This is part three of an occasional series on data governance (DG) and its enabling technologies. In parts one and two I gave an overview of what data governance is and how it might be undertaken; in this blog, I talk about business glossaries–one of the key DG-enabling technologies–and how to create one.
Let me begin by acknowledging that there is already a great deal that’s been written about business glossaries, and I borrow heavily and liberally from that substantial body of work (which I’ve done my best to document in the References section below). What I hope to contribute here is to summarize and consolidate this work for you into a single, stand-alone, blog post.
According to the Data Management Body of Knowledge (DMBoK), a business glossary (BG) “houses agreed-upon definitions of business terms and relates these to data.” There are other definitions of course, such as those from Lowell Fryman and Michelle Knight, but what they have in common is the centrality of terms and their definitions and interrelationships.
It turns out that there’s surprising depth to business glossaries, with the ideas that undergird them being drawn from such diverse disciplines as philosophy, linguistics, semiotics, cognitive science, and library and information science. Let me reassure you, though, that while I like to geek out as much as the next data nerd, I’ll keep the heady stuff to a minimum in favor of applicability. To that end let’s look at just a few of these ideas, beginning with the concept.
Computer scientist and wit Andrew S. Tanenbaum has said about standards that what’s nice about them “is that there are so many…to choose from.” To define concepts, I draw from three standards. The first is ISO 704, the international standard for compiling terminologies. ISO 704 states simply that a concept corresponds to a set of objects. ISO/IEC 11179, the international standard for metadata registries, extends this definition, stating that membership in these sets is based on characteristics common to all the set’s objects, which corresponds to the familiar Linnaean taxonomic classification system of kingdom, phylum, class, etc. The last standard, ANSI/NISO Z39.19, the American standard for monolingual controlled vocabularies, adds the important distinction between a concept and the label we assign to it, which is a term.
A term is the name we assign to a concept and is the meat and potatoes of the business glossary–its focus. A term gives identity to a concept, and for any one concept, there can be many terms attached to it. Figure 1 illustrates this. An English speaker looking at the object within the thought bubble would immediately identify it as a butterfly, because she saw characteristics common to all butterflies and assigned that label to the picture. But of course there’s more than one label for what an English speaker calls a butterfly. We’ve also got the Urdu, French, Arabic, Spanish, and Hindi labels, respectively. Notice, though, that while the label–the term–changes, the concept doesn’t. To paraphrase Juliet Capulet, a butterfly by any other name would be as lovely.
Figure 1 – What’s in a name?
It’s possible for a given BG term to map to more than one concept, for example mouse. Conversely, it’s possible for a concept to be represented by more than one term, e.g., water and H2O (see figure 2). The former is called synonymy and the latter is polysemy. Polysemy is undesirable in a business glossary: you want univocality–one term per concept. To create unique terms in the face of polysemy, it may be necessary to qualify the term. For example, the crane on the right could be labeled “construction crane,” and the mouse on the left could be “mouse (animal).”
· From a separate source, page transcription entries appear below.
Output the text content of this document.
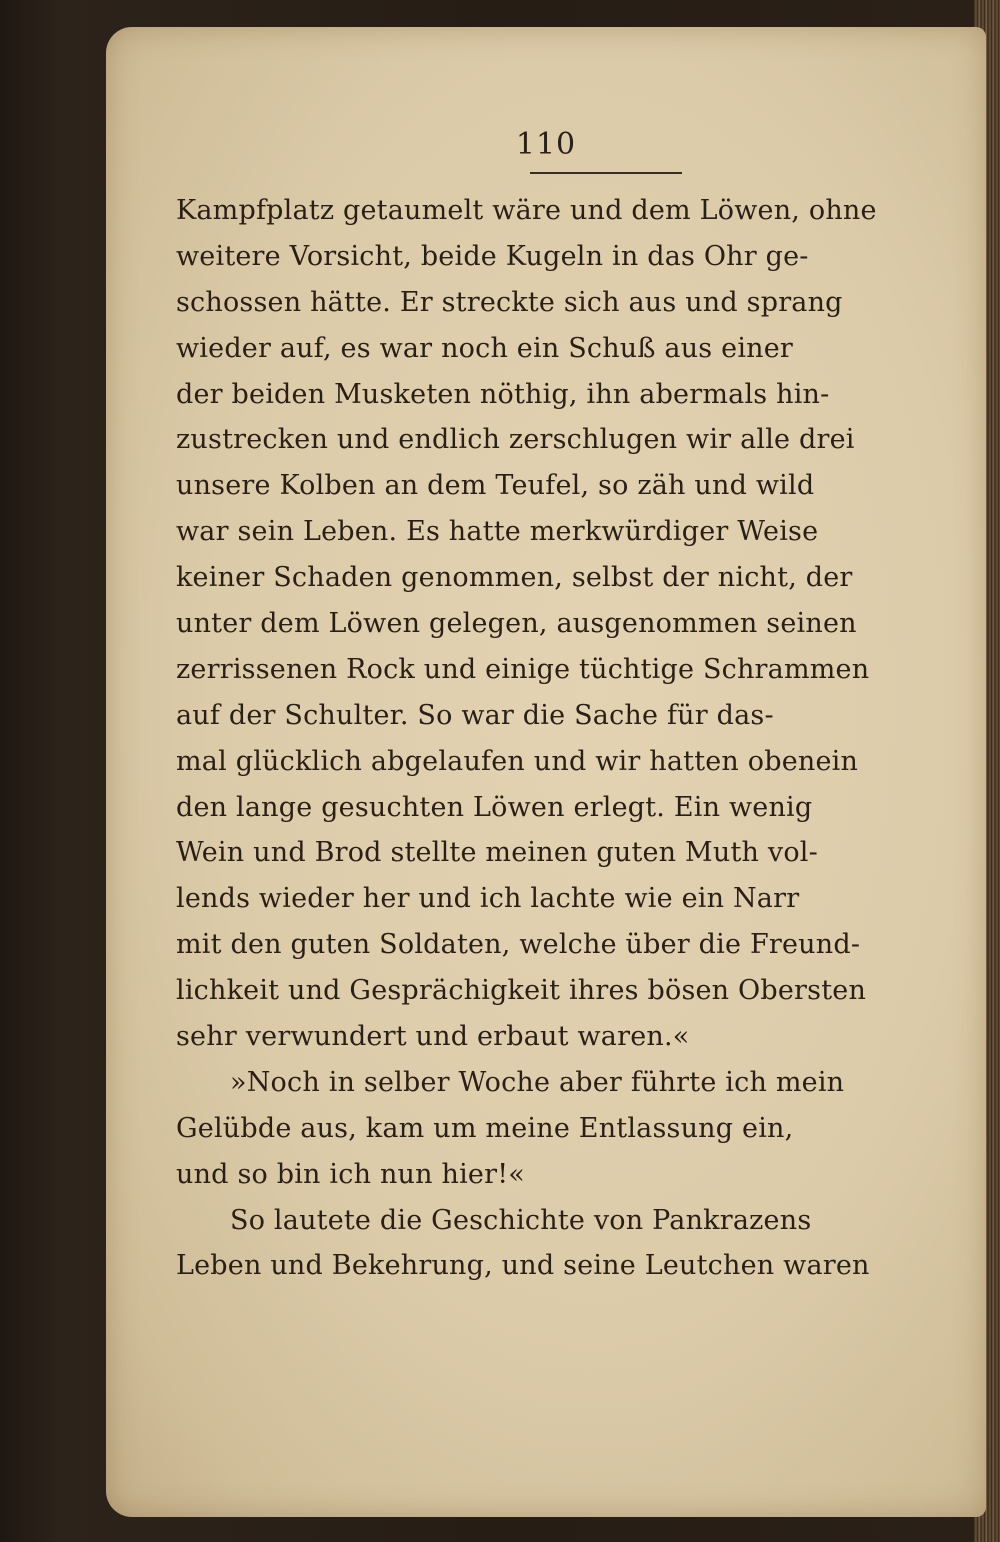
110
Kampfplatz getaumelt wäre und dem Löwen, ohne
weitere Vorsicht, beide Kugeln in das Ohr ge-
schossen hätte. Er streckte sich aus und sprang
wieder auf, es war noch ein Schuß aus einer
der beiden Musketen nöthig, ihn abermals hin-
zustrecken und endlich zerschlugen wir alle drei
unsere Kolben an dem Teufel, so zäh und wild
war sein Leben. Es hatte merkwürdiger Weise
keiner Schaden genommen, selbst der nicht, der
unter dem Löwen gelegen, ausgenommen seinen
zerrissenen Rock und einige tüchtige Schrammen
auf der Schulter. So war die Sache für das-
mal glücklich abgelaufen und wir hatten obenein
den lange gesuchten Löwen erlegt. Ein wenig
Wein und Brod stellte meinen guten Muth vol-
lends wieder her und ich lachte wie ein Narr
mit den guten Soldaten, welche über die Freund-
lichkeit und Gesprächigkeit ihres bösen Obersten
sehr verwundert und erbaut waren.«
»Noch in selber Woche aber führte ich mein
Gelübde aus, kam um meine Entlassung ein,
und so bin ich nun hier!«
So lautete die Geschichte von Pankrazens
Leben und Bekehrung, und seine Leutchen waren
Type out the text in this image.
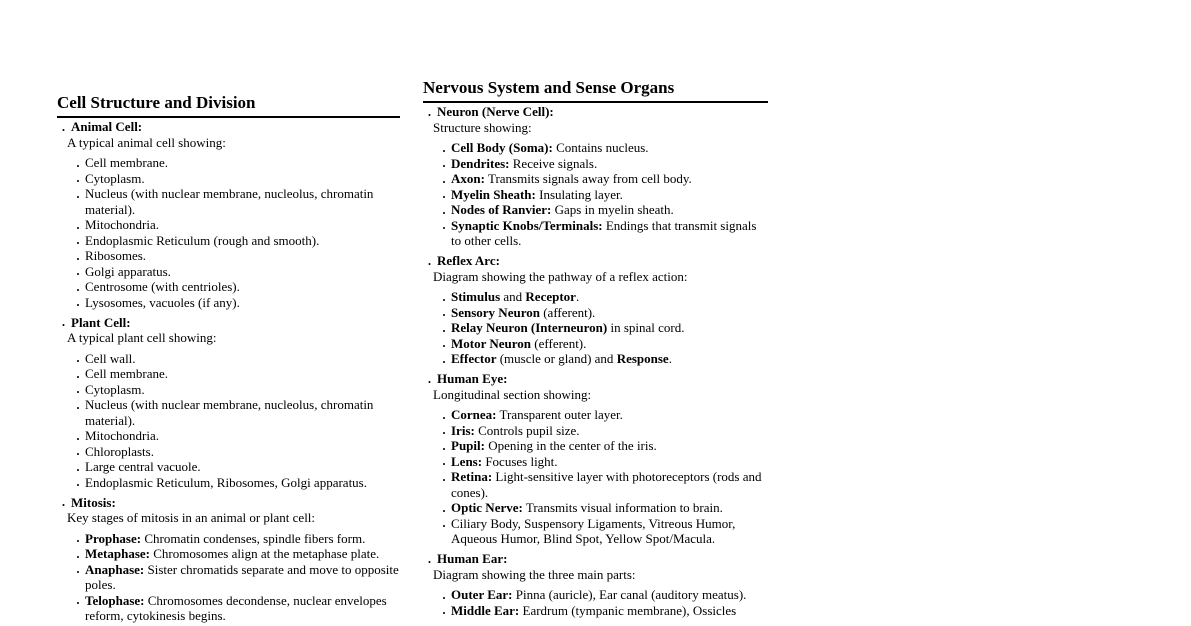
Cell Structure and Division
• Animal Cell:
A typical animal cell showing:
• Cell membrane.
• Cytoplasm.
• Nucleus (with nuclear membrane, nucleolus, chromatin material).
• Mitochondria.
• Endoplasmic Reticulum (rough and smooth).
• Ribosomes.
• Golgi apparatus.
• Centrosome (with centrioles).
• Lysosomes, vacuoles (if any).
• Plant Cell:
A typical plant cell showing:
• Cell wall.
• Cell membrane.
• Cytoplasm.
• Nucleus (with nuclear membrane, nucleolus, chromatin material).
• Mitochondria.
• Chloroplasts.
• Large central vacuole.
• Endoplasmic Reticulum, Ribosomes, Golgi apparatus.
• Mitosis:
Key stages of mitosis in an animal or plant cell:
• Prophase: Chromatin condenses, spindle fibers form.
• Metaphase: Chromosomes align at the metaphase plate.
• Anaphase: Sister chromatids separate and move to opposite poles.
• Telophase: Chromosomes decondense, nuclear envelopes reform, cytokinesis begins.
Nervous System and Sense Organs
• Neuron (Nerve Cell):
Structure showing:
• Cell Body (Soma): Contains nucleus.
• Dendrites: Receive signals.
• Axon: Transmits signals away from cell body.
• Myelin Sheath: Insulating layer.
• Nodes of Ranvier: Gaps in myelin sheath.
• Synaptic Knobs/Terminals: Endings that transmit signals to other cells.
• Reflex Arc:
Diagram showing the pathway of a reflex action:
• Stimulus and Receptor.
• Sensory Neuron (afferent).
• Relay Neuron (Interneuron) in spinal cord.
• Motor Neuron (efferent).
• Effector (muscle or gland) and Response.
• Human Eye:
Longitudinal section showing:
• Cornea: Transparent outer layer.
• Iris: Controls pupil size.
• Pupil: Opening in the center of the iris.
• Lens: Focuses light.
• Retina: Light-sensitive layer with photoreceptors (rods and cones).
• Optic Nerve: Transmits visual information to brain.
• Ciliary Body, Suspensory Ligaments, Vitreous Humor, Aqueous Humor, Blind Spot, Yellow Spot/Macula.
• Human Ear:
Diagram showing the three main parts:
• Outer Ear: Pinna (auricle), Ear canal (auditory meatus).
• Middle Ear: Eardrum (tympanic membrane), Ossicles
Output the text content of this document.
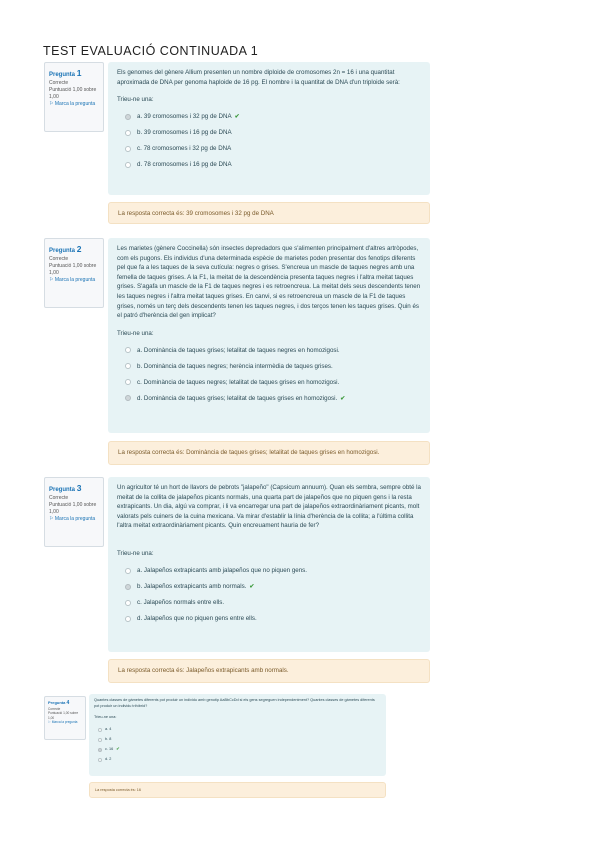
TEST EVALUACIÓ CONTINUADA 1
Pregunta 1
Correcte
Puntuació 1,00 sobre 1,00
⚐ Marca la pregunta

Els genomes del gènere Allium presenten un nombre diploide de cromosomes 2n = 16 i una quantitat aproximada de DNA per genoma haploide de 16 pg. El nombre i la quantitat de DNA d'un triploide serà:

Trieu-ne una:
a.
39 cromosomes i 32 pg de DNA ✔
b.
39 cromosomes i 16 pg de DNA
c.
78 cromosomes i 32 pg de DNA
d.
78 cromosomes i 16 pg de DNA
La resposta correcta és: 39 cromosomes i 32 pg de DNA
Pregunta 2
Correcte
Puntuació 1,00 sobre 1,00
⚐ Marca la pregunta

Les marietes (gènere Coccinella) són insectes depredadors que s'alimenten principalment d'altres artròpodes, com els pugons. Els individus d'una determinada espècie de marietes poden presentar dos fenotips diferents pel que fa a les taques de la seva cutícula: negres o grises. S'encreua un mascle de taques negres amb una femella de taques grises. A la F1, la meitat de la descendència presenta taques negres i l'altra meitat taques grises. S'agafa un mascle de la F1 de taques negres i es retroencreua. La meitat dels seus descendents tenen les taques negres i l'altra meitat taques grises. En canvi, si es retroencreua un mascle de la F1 de taques grises, només un terç dels descendents tenen les taques negres, i dos terços tenen les taques grises. Quin és el patró d'herència del gen implicat?

Trieu-ne una:
a.
Dominància de taques grises; letalitat de taques negres en homozigosi.
b.
Dominància de taques negres; herència intermèdia de taques grises.
c.
Dominància de taques negres; letalitat de taques grises en homozigosi.
d.
Dominància de taques grises; letalitat de taques grises en homozigosi. ✔
La resposta correcta és: Dominància de taques grises; letalitat de taques grises en homozigosi.
Pregunta 3
Correcte
Puntuació 1,00 sobre 1,00
⚐ Marca la pregunta

Un agricultor té un hort de llavors de pebrots "jalapeño" (Capsicum annuum). Quan els sembra, sempre obté la meitat de la collita de jalapeños picants normals, una quarta part de jalapeños que no piquen gens i la resta extrapicants. Un dia, algú va comprar, i li va encarregar una part de jalapeños extraordinàriament picants, molt valorats pels cuiners de la cuina mexicana. Va mirar d'establir la línia d'herència de la collita; a l'última collita l'altra meitat extraordinàriament picants. Quin encreuament hauria de fer?

Trieu-ne una:
a.
Jalapeños extrapicants amb jalapeños que no piquen gens.
b.
Jalapeños extrapicants amb normals. ✔
c.
Jalapeños normals entre ells.
d.
Jalapeños que no piquen gens entre ells.
La resposta correcta és: Jalapeños extrapicants amb normals.
Pregunta 4
Correcte
Puntuació 1,00 sobre 1,00
⚐ Marca la pregunta

Quantes classes de gàmetes diferents pot produir un individu amb genotip AaBbCcDd si els gens segreguen independentment? Quantes classes de gàmetes diferents pot produir un individu trihíbrid?

Trieu-ne una:
a.
4
b.
8
c.
16 ✔
d.
2
La resposta correcta és: 16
Figure 2 – Cranes and mice
Key to the assignment of a term to a concept is the definition of the concept, since the definition drives the association of a term to its concept. The definition is a statement of the meaning of a concept, and in the same way that there should only be one term per concept, there should only be one definition per term. Further, the definition must apply to all instances of the concept.
The final business glossary preliminary is that of the category. Within a business glossary, terms are grouped into categories or clusters according to a set of criteria. Categories are useful because they provide the logical structure for the business glossary so that you can manage, make sense of and, most importantly, find terms within it.
To summarize, the relationship between concepts, terms, definitions, and categories is that a term labels a concept, a definition is of a concept, and terms can be grouped into categories based on a consistent and inclusive membership criterion.
Figure 3 – The four BG fundamentals
Creating a Business Glossary
There are five steps to creating a business glossary:
The first step is locating the concepts that will make up the business glossary. In step two you name the concepts, following naming best practices. For step three, you define the term, ensuring the definition is complete and inclusive of all instances of the term. Step four is where you group terms into categories, based on common membership criteria, in order to enable understanding and findability. Finally, in step five you establish term interrelationships to create concept systems and further facilitate findability and navigation.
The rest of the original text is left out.